My least favorite statement throughout all of this has been, "Everything happens for a reason." I realize this statement probably brings so many comfort and comfort is what everyone is trying to provide. For me, it opens a huge can of worms... why? A question I will never know the answer too. You can wonder who played that role in a movie and quickly find your answer on the internet. Stomach aches can be pinned on something you ate for lunch, and headaches are often a result of stress. This is completely beyond that realm. As I try to ride this wave in order to move forward I continually endure the pain of an unanswered question, "Why, why, why... Him? Me? In Lesotho? On my dad's birthday?"
There are days where I am overcome with emotions, particularly when seeing the larger picture; I am alive. I have an amazing family, beautiful friends, and a strong family of Peace Corps friends who have stood behind me throughout this experience. I'm employed (with the best health care ever!!!) and have a shelter over my head no matter where I am (in Lesotho, a hotel in DC, and a house I am welcomed into by my parents in the suburbs). It is my job to get healthy, regardless of the amount of time this takes. This, I realize, is a tremendous luxury.
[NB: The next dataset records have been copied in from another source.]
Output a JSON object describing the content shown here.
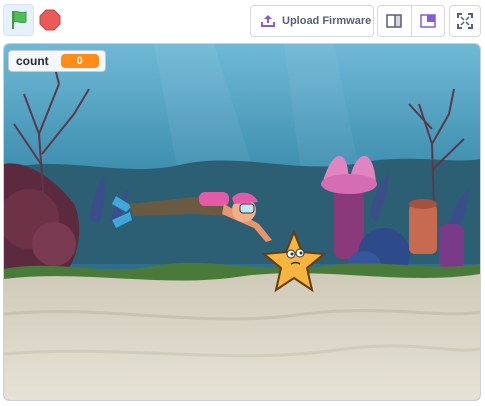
{
  "toolbar": {
    "green_flag_icon": "green-flag-icon",
    "stop_icon": "stop-sign-icon",
    "upload_label": "Upload Firmware",
    "upload_icon": "upload-icon",
    "small_stage_icon": "small-stage-layout-icon",
    "normal_stage_icon": "normal-stage-layout-icon",
    "fullscreen_icon": "fullscreen-icon",
    "colors": {
      "flag": "#4cbf56",
      "stop": "#ec5959",
      "accent": "#855cd6"
    }
  },
  "stage": {
    "backdrop": "underwater-scene",
    "sprites": [
      "diver",
      "starfish"
    ],
    "monitor": {
      "label": "count",
      "value": "0",
      "color": "#ff8c1a"
    }
  }
}
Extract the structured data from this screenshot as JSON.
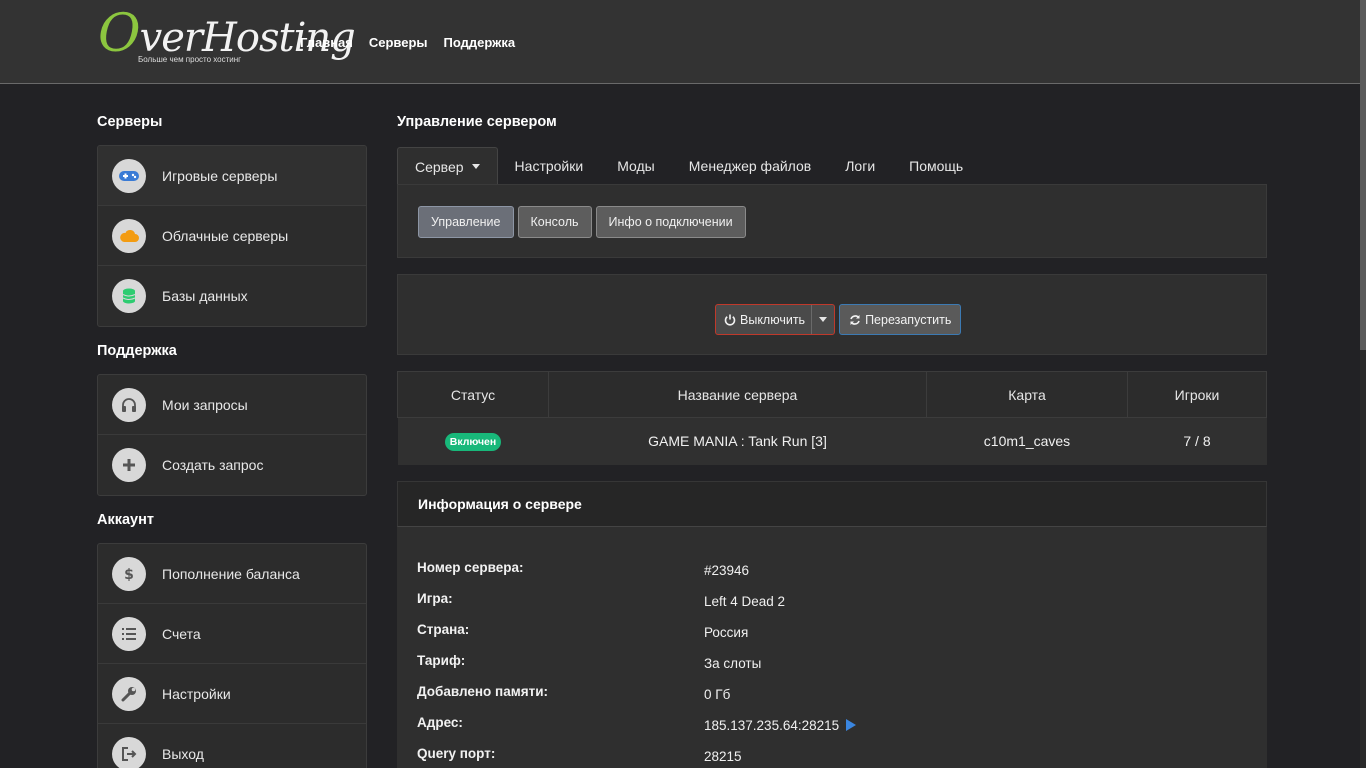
{
  "header": {
    "logo_text_initial": "O",
    "logo_text_rest": "verHosting",
    "logo_tagline": "Больше чем просто хостинг",
    "nav": [
      "Главная",
      "Серверы",
      "Поддержка"
    ]
  },
  "sidebar": {
    "servers_title": "Серверы",
    "servers_items": [
      {
        "label": "Игровые серверы",
        "icon": "gamepad-icon",
        "color": "#3a7bd5"
      },
      {
        "label": "Облачные серверы",
        "icon": "cloud-icon",
        "color": "#f39c12"
      },
      {
        "label": "Базы данных",
        "icon": "database-icon",
        "color": "#2ecc71"
      }
    ],
    "support_title": "Поддержка",
    "support_items": [
      {
        "label": "Мои запросы",
        "icon": "headphones-icon"
      },
      {
        "label": "Создать запрос",
        "icon": "plus-icon"
      }
    ],
    "account_title": "Аккаунт",
    "account_items": [
      {
        "label": "Пополнение баланса",
        "icon": "dollar-icon"
      },
      {
        "label": "Счета",
        "icon": "list-icon"
      },
      {
        "label": "Настройки",
        "icon": "wrench-icon"
      },
      {
        "label": "Выход",
        "icon": "logout-icon"
      }
    ]
  },
  "main": {
    "title": "Управление сервером",
    "tabs": [
      "Сервер",
      "Настройки",
      "Моды",
      "Менеджер файлов",
      "Логи",
      "Помощь"
    ],
    "subtabs": [
      "Управление",
      "Консоль",
      "Инфо о подключении"
    ],
    "power_off_label": "Выключить",
    "restart_label": "Перезапустить"
  },
  "server_table": {
    "headers": [
      "Статус",
      "Название сервера",
      "Карта",
      "Игроки"
    ],
    "row": {
      "status": "Включен",
      "name": "GAME MANIA : Tank Run [3]",
      "map": "c10m1_caves",
      "players": "7 / 8"
    }
  },
  "info": {
    "title": "Информация о сервере",
    "rows": [
      {
        "k": "Номер сервера:",
        "v": "#23946"
      },
      {
        "k": "Игра:",
        "v": "Left 4 Dead 2"
      },
      {
        "k": "Страна:",
        "v": "Россия"
      },
      {
        "k": "Тариф:",
        "v": "За слоты"
      },
      {
        "k": "Добавлено памяти:",
        "v": "0 Гб"
      },
      {
        "k": "Адрес:",
        "v": "185.137.235.64:28215"
      },
      {
        "k": "Query порт:",
        "v": "28215"
      }
    ]
  },
  "colors": {
    "accent_green": "#8cc63f",
    "status_on": "#18b87a",
    "danger": "#c0392b",
    "info": "#3c7ab3"
  }
}
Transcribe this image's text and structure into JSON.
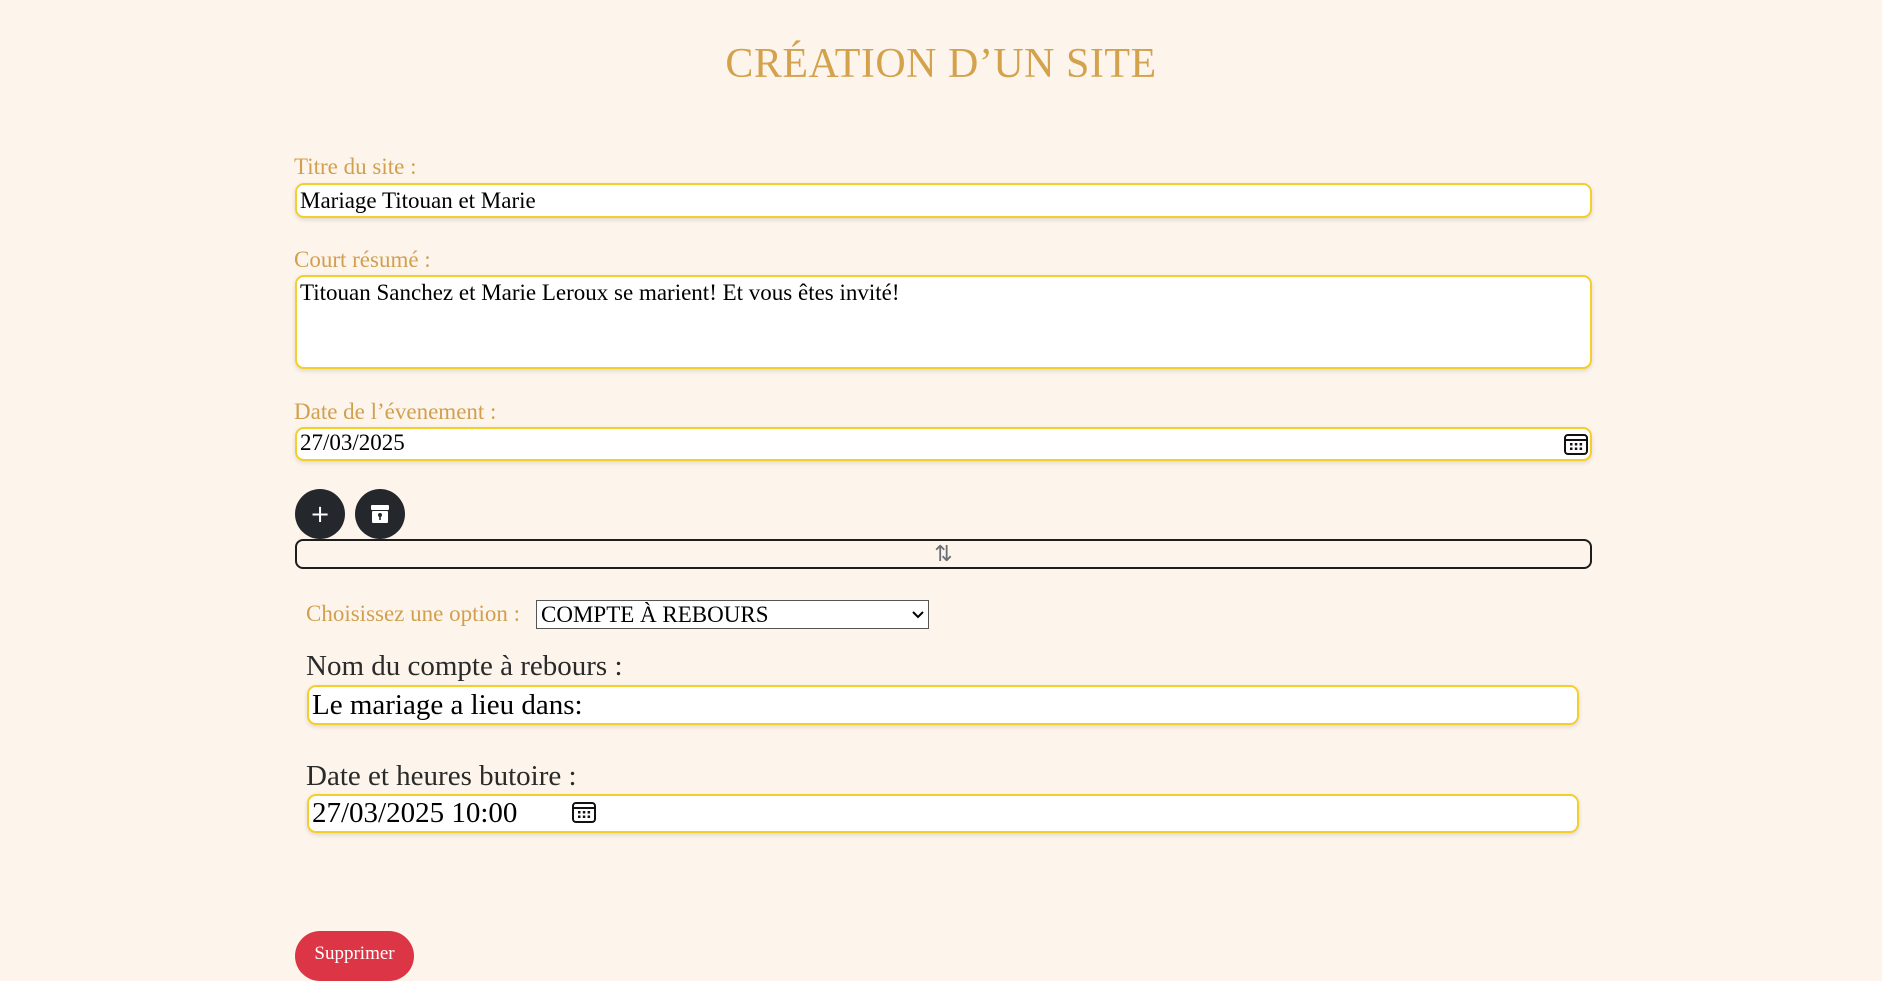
{
  "page": {
    "title": "CRÉATION D’UN SITE"
  },
  "form": {
    "site_title": {
      "label": "Titre du site :",
      "value": "Mariage Titouan et Marie"
    },
    "summary": {
      "label": "Court résumé :",
      "value": "Titouan Sanchez et Marie Leroux se marient! Et vous êtes invité!"
    },
    "event_date": {
      "label": "Date de l’évenement :",
      "value": "27/03/2025",
      "icon": "calendar-icon"
    }
  },
  "actions": {
    "add_symbol": "+",
    "add_icon": "plus-icon",
    "archive_icon": "archive-box-icon",
    "sort_icon": "up-down-arrows-icon",
    "sort_symbol": "⇅"
  },
  "module": {
    "option_label": "Choisissez une option :",
    "option_selected": "COMPTE À REBOURS",
    "countdown_name": {
      "label": "Nom du compte à rebours :",
      "value": "Le mariage a lieu dans:"
    },
    "deadline": {
      "label": "Date et heures butoire :",
      "value": "27/03/2025 10:00",
      "icon": "calendar-icon"
    },
    "delete_label": "Supprimer"
  },
  "colors": {
    "background": "#fdf5ec",
    "accent_gold": "#d4a24c",
    "field_border": "#f4cf2a",
    "dark_button": "#24272b",
    "danger": "#dc3545"
  }
}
My thoughts aren't clear. I have memories I am prepared for and visions that totally throw me off, completely unexpected. When I do talk to friends, sometimes I feel like I talk incessantly about me, me, me. I hang up with disgust, feeling empty and lost. But you guys keep calling, regularly offering to visit or simply chat-it-up (as R.D.S. would say). Talk about a broken record, you guys are relentless. Your sympathy and support lifts my spirit. I will never be able to understand your tolerance. I am lagging in each conversation. My train of thought is up, down, all around.
I never wanted to experience the dark side of our society. The darkest part of society I knew was all those nonbelievers tossing recyclables into trash cans, allowing their children to fall to the waste side, and lacking compassion for a global world. I wish I knew what to say to all of you, nothing seems right. Thank you? I am sorry? You are my rocks. You have held me up, been fully behind me each step of the way. I'll get through this, and by that I mean we'll be back to saving the world when the time is right.